The mechanisms that govern the formation of extra cellular enzymes are influenced by the availability of precursors for protein synthesis. Furthermore, the nitrogen source can significantly affect the pH of the medium during the course of fermentation (Lin and Chen 2004). Nitrogen is the principal element governing cell formation and synthesis of various constituents. It influences the synthesis of various enzymes especially in microorganisms, which are either accumulated inside the cell or excreted into the culture medium. The type of nitrogen and also its concentration influences markedly the yield and the rate of enzyme production.
These results are in concordance with the data of many investigators, who have reported that fungi produce more enzymes on addition of complex organic nitrogen sources (Anisha 2017; Naganagouda et al. 2009). Concerning the inorganic nitrogen sources used as shown in Table 2, a maximum activity was observed with ammonium nitrate in the Penicillium sp. (6.325 U/ml). In case of organic nitrogen sources, a maximum activity was observed with yeast extract rather than peptone, beef extract, casein, and soybean meal (Table 2), respectively. In addition yeast extract showed a maximum production comparable with different inorganic nitrogen sources.
Among several cultural parameters influencing the product formation by microorganisms, the hydrogen concentration of the culture medium is considered extremely important. The higher concentration of hydrogen or hydroxyl ions exhibits the growth of microbial culture and thereby influence the yield of enzyme or metabolite production. There are distinct three types of microorganisms according to their tolerance of hydrogen and hydroxyl ions. These are acidophilic, alkalophilic, and mesophillic strains which grow at varying ranges of pH in the cultivation medium.
The influence of age of the culture is very important in influencing the growth as well as product formation either extracellular or intracellular under shake or stationary conditions of fermentation.
Denaturation of enzyme possibly due to prolonged incubation could be the reason. Lin and Chen (2004) have compared time course of β-mannanase production by Aspergillus niger in shake cultures. They further reported that in shake culture 2nd day maximum activity was obtained.

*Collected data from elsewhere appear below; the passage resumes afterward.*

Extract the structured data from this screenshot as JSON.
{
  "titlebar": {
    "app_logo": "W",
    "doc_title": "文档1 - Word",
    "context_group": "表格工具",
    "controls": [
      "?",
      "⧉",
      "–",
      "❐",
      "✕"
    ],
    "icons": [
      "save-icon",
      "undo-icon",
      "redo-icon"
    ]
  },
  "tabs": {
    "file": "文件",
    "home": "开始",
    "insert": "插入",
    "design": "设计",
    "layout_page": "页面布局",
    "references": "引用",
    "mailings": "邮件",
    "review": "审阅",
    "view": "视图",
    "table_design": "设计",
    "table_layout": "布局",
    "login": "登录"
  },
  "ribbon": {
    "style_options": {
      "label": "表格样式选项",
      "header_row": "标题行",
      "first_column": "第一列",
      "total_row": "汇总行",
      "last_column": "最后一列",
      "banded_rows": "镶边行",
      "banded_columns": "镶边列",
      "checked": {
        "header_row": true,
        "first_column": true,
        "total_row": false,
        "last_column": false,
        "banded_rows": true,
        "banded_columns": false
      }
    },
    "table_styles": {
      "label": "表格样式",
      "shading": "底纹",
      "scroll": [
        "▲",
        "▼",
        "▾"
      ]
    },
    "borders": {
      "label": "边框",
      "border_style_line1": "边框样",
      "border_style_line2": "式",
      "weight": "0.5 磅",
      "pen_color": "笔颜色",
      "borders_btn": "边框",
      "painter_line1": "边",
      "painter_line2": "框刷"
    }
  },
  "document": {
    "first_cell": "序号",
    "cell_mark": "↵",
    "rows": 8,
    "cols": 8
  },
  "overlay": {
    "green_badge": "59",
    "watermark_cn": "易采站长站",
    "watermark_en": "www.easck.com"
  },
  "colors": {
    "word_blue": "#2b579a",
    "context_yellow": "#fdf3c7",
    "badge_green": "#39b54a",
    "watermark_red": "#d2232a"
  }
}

α-Galactosidase produced by the genus Penicillium sp. and indeed most fungi have pH optima within the range of acidic pH ranging from 2.5 to 6.0. Slightly acidic pH optima of the enzymes of the present investigation match the values characteristic for the fungal glycoside hydrolases (Christov et al. 1999).

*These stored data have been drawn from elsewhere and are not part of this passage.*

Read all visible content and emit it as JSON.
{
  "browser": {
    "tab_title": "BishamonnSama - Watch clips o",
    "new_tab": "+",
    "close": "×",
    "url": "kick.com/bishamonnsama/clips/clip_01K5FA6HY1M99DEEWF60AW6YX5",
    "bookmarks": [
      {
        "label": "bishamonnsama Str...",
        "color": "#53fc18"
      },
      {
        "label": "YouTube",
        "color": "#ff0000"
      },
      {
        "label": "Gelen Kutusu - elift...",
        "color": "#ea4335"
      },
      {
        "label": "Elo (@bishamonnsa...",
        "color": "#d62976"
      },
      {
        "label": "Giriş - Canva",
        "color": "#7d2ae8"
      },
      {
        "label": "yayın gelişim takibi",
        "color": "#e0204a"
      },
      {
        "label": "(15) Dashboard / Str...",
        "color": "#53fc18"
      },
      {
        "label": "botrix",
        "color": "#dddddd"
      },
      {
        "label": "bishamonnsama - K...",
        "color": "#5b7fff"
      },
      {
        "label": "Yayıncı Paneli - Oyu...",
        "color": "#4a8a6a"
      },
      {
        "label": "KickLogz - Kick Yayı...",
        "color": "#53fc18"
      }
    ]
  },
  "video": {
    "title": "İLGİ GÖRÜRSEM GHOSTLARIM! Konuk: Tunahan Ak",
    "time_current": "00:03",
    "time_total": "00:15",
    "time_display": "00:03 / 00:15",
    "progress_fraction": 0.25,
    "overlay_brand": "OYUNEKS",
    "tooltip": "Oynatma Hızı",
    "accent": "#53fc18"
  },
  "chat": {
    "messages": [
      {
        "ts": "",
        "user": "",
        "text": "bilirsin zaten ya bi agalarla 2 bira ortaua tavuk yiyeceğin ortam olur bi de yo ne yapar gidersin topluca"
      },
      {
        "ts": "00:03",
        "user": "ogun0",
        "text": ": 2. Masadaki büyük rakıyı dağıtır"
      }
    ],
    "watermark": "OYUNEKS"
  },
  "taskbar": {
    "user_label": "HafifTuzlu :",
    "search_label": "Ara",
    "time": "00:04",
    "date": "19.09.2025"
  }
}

α-Galactosidases from various fugal sources exhibit acidic pH optima and several fungal α-galactosidases are stable over a wide range of pH (pH 3–12), which is a favorable property for biotechnological applications (Cao et al. 2009; Janika et al. 2010; Katrolia et al. 2012).
α-Galactosidase produced from mesophilic and thermophilic fungi adapted to wide range of temperatures ranging from 50 to 65 °C (Kotiguda et al. 2007; Simerska et al. 2007; Rezessy-Szabo et al. 2007; Viana et al. 2009).
Similar to our findings several researchers reported that thermostable α-galactosidases are useful in food processing and other biotechnological applications, where operational conditions can denature thermo-labile enzymes (Brouns et al. 2006; Pessela et al. 2007).
Generally, metal ions have been shown to be relevant in enzyme activity. It has been reported that some metal ions such as Ag+, Cr+3, Cu+2, Fe+3, Hg+2, Mn+2, Pb+2, and Zn+2 inhibited α-galactosidase activity (Gote et al. 2006; Álvarez-Cao et al. 2018).